We have to specify the observed behavior. The behavior differs depending on how recently the job has been created.

In case we (stop and) create the job each time before the restart, the recreation mostly succeeds:

Repetition Running Jobs after Restart
1 5/5
2 5/5
3 5/5
4 4/5

If we restart the agents multiple times for the same job, the recreation fails:

Repetition Running Jobs after first Restart (timestamp) after second Restart (timestamp) Time waited
1 5/5 0/5 10 minutes
2 5/5 (1725533193) 0/5 (1725533276) 8 minutes
3 5/5 (1725533749) 0/5 (1725533794) 2 minutes
4 5/5 (1725543688) 0/5 (1725544945) 30 minutes

The behavior happens only with the drain on shutdown configuration:

leave_on_interrupt = true
leave_on_terminate = true

client {
  drain_on_shutdown {
    deadline = "15s"
  }
}
MrSerth commented 1 month ago

Thanks for investigating here. I am currently a bit unsure on how to interpret these results.

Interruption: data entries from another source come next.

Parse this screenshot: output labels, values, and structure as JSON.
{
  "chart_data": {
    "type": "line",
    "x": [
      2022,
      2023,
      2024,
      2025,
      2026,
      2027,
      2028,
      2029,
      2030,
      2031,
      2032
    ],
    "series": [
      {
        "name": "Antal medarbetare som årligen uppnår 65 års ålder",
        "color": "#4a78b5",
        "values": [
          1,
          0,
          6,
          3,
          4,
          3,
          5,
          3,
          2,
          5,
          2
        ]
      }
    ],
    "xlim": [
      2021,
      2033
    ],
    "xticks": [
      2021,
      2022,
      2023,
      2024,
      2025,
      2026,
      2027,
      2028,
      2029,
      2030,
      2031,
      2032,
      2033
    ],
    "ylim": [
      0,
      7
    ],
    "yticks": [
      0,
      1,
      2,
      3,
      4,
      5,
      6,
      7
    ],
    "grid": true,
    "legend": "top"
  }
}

mpass99 commented 1 month ago

why it affects the second restart only why it makes the situation worse (and not better); shouldn't this help to avoid loosing jobs?

Good open questions, I will forward them.

Why is it important how recently the job as been deployed?

That's on my wording. The time of how recently the job has been deployed does not seem to have an influence. Instead, the Agent-restart count seems to be important.

Since I don't have any answers for your three questions, you may proceed to ask them upstream

See hashicorp/nomad#23937

MrSerth commented 2 weeks ago

We are currently blocked by the upstream issue and are waiting for a response.